Filed 2/14/22 In re E.S. CA3

NOT TO BE PUBLISHED

California Rules of Court, rule 8.1115(a), prohibits courts and parties from citing or relying on opinions not certified for publication or ordered published, except as specified by rule 8.1115(b). This opinion has not been certified for publication or ordered published for purposes of rule 8.1115.

IN THE COURT OF APPEAL OF THE STATE OF CALIFORNIA

THIRD APPELLATE DISTRICT

(Sacramento)

----

In re E.S., a Person Coming Under the Juvenile Court Law.

C093770

SACRAMENTO COUNTY DEPARTMENT OF CHILD, FAMILY AND ADULT SERVICES,

Plaintiff and Respondent,

v.

J.S.,

Defendant and Appellant.

(Super. Ct. No. JD240889)

J.S., the minor’s mother, appeals from the juvenile court’s orders exercising dependency jurisdiction and removing the minor from her custody. She argues the Sacramento County Department of Child, Family and Adult Services (the Department) failed to comply with the requirements of the Indian Child Welfare Act (the ICWA) because the Department did not adequately inquire into mother’s claim of possible Choctaw heritage. (25 U.S.C. § 1901 et seq.; Welf. & Inst. Code, § 224.2.)[1] We will affirm the juvenile court’s orders.

FACTUAL AND PROCEDURAL BACKGROUND

We will limit our discussion of the facts to those relevant to the issue on appeal. In October 2020, the Department filed a petition under section 300 alleging mother had a substance abuse problem that made her incapable of providing care to the then 14-year-old minor, who was particularly vulnerable because of a diagnosis of autism spectrum disorder. The petition also noted the Department had conducted an inquiry and determined minor’s parents, grandparents, or great-grandparents were members of the Choctaw tribe.

The Department filed a detention report, which included information about minor’s Native American heritage. Father denied any Native American heritage, but mother stated she had Native American heritage with the Choctaw tribe through the maternal grandmother. On October 8, 2020, mother told a social worker the maternal aunt might have more information but then became upset with the social worker and did not provide contact information for the aunt or any other Native American heritage information. On October 9, 2020, a social worker left a message with the Bureau of Indian Affairs (the BIA) to gain more information on minor’s heritage and notified the BIA of the detention hearing.

On October 14, 2020, father filed an ICWA-020 form indicating he had no Native American ancestry. The same day, mother filed an ICWA-020 form and checked the box stating, “I am or may be a member of, or eligible for membership in, a federally recognized Indian tribe.” Mother wrote “Choctaw heritage” in the blank under the box. On the same day, the juvenile court held a detention hearing and asked about the Native American heritage. Mother indicated she had two sisters who were enrolled in the Choctaw tribe and the court found there was reason to believe minor was an Indian child. The court directed the Department to “complete a due diligence regarding the Indian ancestry.”

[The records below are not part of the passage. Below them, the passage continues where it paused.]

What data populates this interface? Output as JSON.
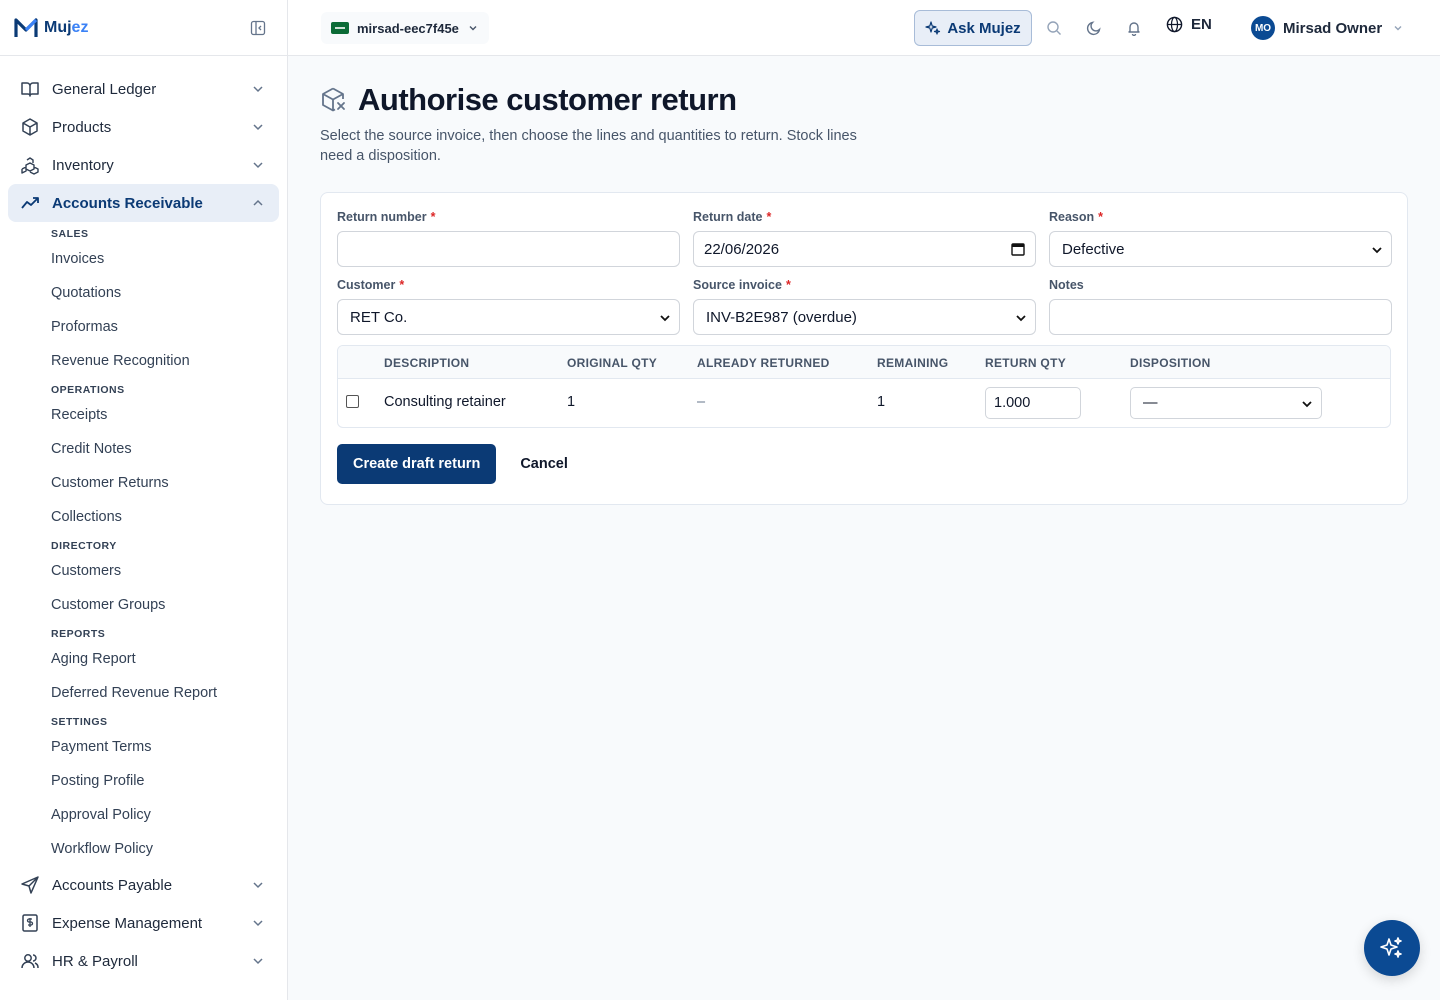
{
  "brand": {
    "name_main": "Muj",
    "name_accent": "ez"
  },
  "topbar": {
    "tenant": "mirsad-eec7f45e",
    "ask_label": "Ask Mujez",
    "lang": "EN",
    "user_initials": "MO",
    "user_name": "Mirsad Owner"
  },
  "sidebar": {
    "general_ledger": "General Ledger",
    "products": "Products",
    "inventory": "Inventory",
    "accounts_receivable": "Accounts Receivable",
    "ar_sections": {
      "sales": "SALES",
      "operations": "OPERATIONS",
      "directory": "DIRECTORY",
      "reports": "REPORTS",
      "settings": "SETTINGS"
    },
    "ar_items": {
      "invoices": "Invoices",
      "quotations": "Quotations",
      "proformas": "Proformas",
      "revenue_recognition": "Revenue Recognition",
      "receipts": "Receipts",
      "credit_notes": "Credit Notes",
      "customer_returns": "Customer Returns",
      "collections": "Collections",
      "customers": "Customers",
      "customer_groups": "Customer Groups",
      "aging_report": "Aging Report",
      "deferred_revenue_report": "Deferred Revenue Report",
      "payment_terms": "Payment Terms",
      "posting_profile": "Posting Profile",
      "approval_policy": "Approval Policy",
      "workflow_policy": "Workflow Policy"
    },
    "accounts_payable": "Accounts Payable",
    "expense_management": "Expense Management",
    "hr_payroll": "HR & Payroll"
  },
  "page": {
    "title": "Authorise customer return",
    "subtitle": "Select the source invoice, then choose the lines and quantities to return. Stock lines need a disposition."
  },
  "form": {
    "return_number": {
      "label": "Return number",
      "value": ""
    },
    "return_date": {
      "label": "Return date",
      "value": "22/06/2026"
    },
    "reason": {
      "label": "Reason",
      "value": "Defective"
    },
    "customer": {
      "label": "Customer",
      "value": "RET Co."
    },
    "source_invoice": {
      "label": "Source invoice",
      "value": "INV-B2E987 (overdue)"
    },
    "notes": {
      "label": "Notes",
      "value": ""
    },
    "required_mark": "*"
  },
  "lines_table": {
    "headers": {
      "description": "DESCRIPTION",
      "original_qty": "ORIGINAL QTY",
      "already_returned": "ALREADY RETURNED",
      "remaining": "REMAINING",
      "return_qty": "RETURN QTY",
      "disposition": "DISPOSITION"
    },
    "rows": [
      {
        "description": "Consulting retainer",
        "original_qty": "1",
        "already_returned": "–",
        "remaining": "1",
        "return_qty": "1.000",
        "disposition": "—"
      }
    ]
  },
  "actions": {
    "create": "Create draft return",
    "cancel": "Cancel"
  },
  "colors": {
    "primary": "#0b3a75",
    "accent": "#3b82f6",
    "required": "#dc2626",
    "active_bg": "#e8eef7"
  }
}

In November 2020, the Department filed a jurisdiction/disposition report. In the report, mother stated she had Native American heritage with the Choctaw tribe through the maternal grandmother, but mother had never enrolled with the tribe. Mother stated the minor had Indian heritage, although neither her residence nor the minor’s residence were on an Indian reservation or in a predominantly Indian community. The Department reported it used the BIA to identify the names and contact information for relevant tribes, and contacted those tribes. In particular, a social worker attempted to contact the Choctaw tribe on October 29 and October 30, 2020, by phone, and spoke with the BIA, which directed the social worker to call back on November 2 to obtain enrollment information. Later in November 2020, the Department filed the first addendum to the jurisdiction/disposition report.

In December 2020, the Department filed the second addendum to the jurisdiction/disposition report. A social worker contacted the BIA on December 2 and 7, and left voicemail messages both times. A social worker also left a voicemail message with the Mississippi Band of Choctaw Indians on December 7.

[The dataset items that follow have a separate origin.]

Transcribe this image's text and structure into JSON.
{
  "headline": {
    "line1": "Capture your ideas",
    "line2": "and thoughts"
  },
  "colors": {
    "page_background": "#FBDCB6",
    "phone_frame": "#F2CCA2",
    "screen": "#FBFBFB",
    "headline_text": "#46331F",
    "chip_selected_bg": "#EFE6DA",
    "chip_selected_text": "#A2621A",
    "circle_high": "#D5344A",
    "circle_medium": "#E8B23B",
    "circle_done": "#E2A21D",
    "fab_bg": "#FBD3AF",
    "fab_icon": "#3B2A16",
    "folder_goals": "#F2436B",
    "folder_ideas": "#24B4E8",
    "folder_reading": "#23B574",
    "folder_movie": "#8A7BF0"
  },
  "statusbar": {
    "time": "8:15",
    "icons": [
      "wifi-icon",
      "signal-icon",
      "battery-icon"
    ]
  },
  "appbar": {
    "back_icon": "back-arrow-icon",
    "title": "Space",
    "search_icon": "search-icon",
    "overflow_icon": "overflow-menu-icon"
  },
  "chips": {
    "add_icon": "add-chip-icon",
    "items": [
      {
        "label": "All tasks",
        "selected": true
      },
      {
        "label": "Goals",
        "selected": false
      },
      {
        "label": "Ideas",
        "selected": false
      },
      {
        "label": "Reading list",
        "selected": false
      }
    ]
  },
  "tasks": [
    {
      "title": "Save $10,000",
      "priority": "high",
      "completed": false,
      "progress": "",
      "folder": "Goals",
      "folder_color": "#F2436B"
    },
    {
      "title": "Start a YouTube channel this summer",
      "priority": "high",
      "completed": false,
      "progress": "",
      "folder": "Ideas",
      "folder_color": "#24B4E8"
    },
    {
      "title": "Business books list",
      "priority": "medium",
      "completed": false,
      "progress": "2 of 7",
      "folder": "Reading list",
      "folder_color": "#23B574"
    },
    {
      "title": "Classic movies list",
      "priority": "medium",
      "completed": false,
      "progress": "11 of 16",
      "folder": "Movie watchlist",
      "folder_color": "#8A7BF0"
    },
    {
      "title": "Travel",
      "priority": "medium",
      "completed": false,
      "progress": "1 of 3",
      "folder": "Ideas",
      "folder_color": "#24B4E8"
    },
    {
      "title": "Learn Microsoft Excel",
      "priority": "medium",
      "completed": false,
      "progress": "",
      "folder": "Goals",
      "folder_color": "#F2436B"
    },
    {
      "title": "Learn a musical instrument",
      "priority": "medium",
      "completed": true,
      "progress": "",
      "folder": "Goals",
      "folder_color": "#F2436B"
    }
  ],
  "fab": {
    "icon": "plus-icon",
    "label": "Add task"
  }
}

On December 9, 2020, a social worker e-mailed the Choctaw Nation of Oklahoma and provided minor’s name and date of birth, as well as the names of the maternal grandparents, their roll numbers, and dates of birth. The next day, a representative from the Choctaw Nation of Oklahoma replied by e-mail, saying she did not find minor or mother “in their system.” She did find the maternal grandparents each had a “Certificate of Degree of Indian Blood” indicating they were Choctaw, but they were never enrolled as members of the tribe. The representative also indicated mother and minor “should be eligible to enroll to the Choctaw Tribe and become members,” and she sent the social worker the required application for membership. The social worker forwarded the information and application materials to mother.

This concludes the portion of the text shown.